Artan şiddetle birlikte, erkek egemenliği kadınlara, LGBT+’lara, çocuklara karşı da savaş açmış durumda. Narin’in öldürülme biçimi, Sıla bebeğin başına gelenler, Ayşe Nur ve İkbal’in vahşice katledilmeleri, Rojin Kabaiş’in ölümünü aydınlatmaya yeter bilgileri içermediği, Gülistan Doku’nun bulunamayışı bizlerin mücadele azmini, isyan ve öfkemizi diri tutuyor.
Kadınların ve çocukların istismar edildiği, İstanbul’da birçok bebeğin yeni doğan çetesi tarafından yoğun bakım ünitelerinde ölüme itilmeleri bir vahşet vahşettir. Hayatı bize zindan eden ataerkil şiddetin sebebi, erkek egemen kapitalist sistemdir. Kapitalist sistem erkek cinsine, canlarını almak dahil kadınlara istediklerini yapma hakkı veriyor. Sorun sadece zihniyet değil erkek egemen sistemidir. Eğitim ile küçük yaştan itibaren cinsiyetçiliği beyinlere kazıyorlar.
Kız çocukları sürekli baskı altında, kendilerini sürekli sınırlamak ve gizlemek zorunda kalırken, erkek çocukları “haydi aslanım” sözleri ile büyütülüyor. Diyanet kız çocukları ile evlenilebileceği yönünde fetvalar veriyor. Yani kadına yönelik şiddet, katliamlar, taciz ve tecavüzler erkeklerin bireysel tavrı değil her türlü devlet, medya olanağıyla insanlara çocukluktan itibaren zorla giydirilen ataerkil zihniyetin sonucudur.
Geçen yılı “emeklilerin yılı” olarak ilan ederek emeklilere sefaleti layık görenlerin, bu yılı da aile yılı olarak adlandırmaları, kadınları korkunç bir tablonun beklediğini gösteriyor. Bu anlamda asıl çözüm bu tarihsel ataerkil kapitalist sistemin değişimidir. Kadınlara dayatılan, reva görülen uygulamalara karşı kadınlar olarak hayatta kalmak, bilinçlenmek, örgütlenmek, kadın dayanışması ve yoldaşlığını büyütmek ve herkesin sık sık dillendirdiği “öz savunma yaşatır” düsturuna hayat kazandırmaktır. Öz savunma örgütlenmek demektir.
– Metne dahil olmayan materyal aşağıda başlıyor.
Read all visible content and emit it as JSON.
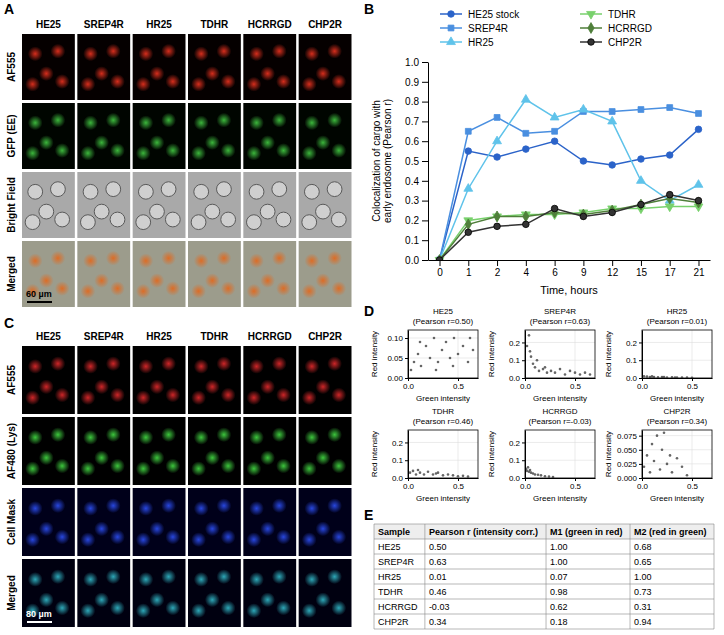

Yaşamın her alanında sendikada, partide, örgütte, sokakta, mahallede, evde ve iş yerlerinde örgütlü olmak zorundayız; ancak örgütlü olmak bizi yaşatır ve güçlendirir. Erkek egemenliği devlet ve sistem olarak bu kadar örgütlü iken, kadınlar bu şiddetin karşısında birey olarak kalamazlar. Öz savunma kadın dayanışması ve kadın yoldaşlaşmasıdır. Öz savunma bilinç ve düşünme yetisidir. Bilinç ve düşünce yetisi elinden alınan kadınlar ölümlerin anaforunda kendini kurtaramaz.
Sonuç olarak; adeta cins kırımına dönüşen bu yönelimlere karşı yaşamımızı, varlığımızı, haklarımızı savunmak için birleşik mücadeleyi büyütmeli, hiçbir kadını örgütsüz bırakmamalıyız. Bunun için kadınların aklına, sevgisine, emeğine, birlikteliğine ihtiyaç var. Demokrasiyi, eşitliği, toplumsal barışı ve yaşamı önceleyen bir mücadeleyi örmek hepimizin görev ve sorumluluğundadır.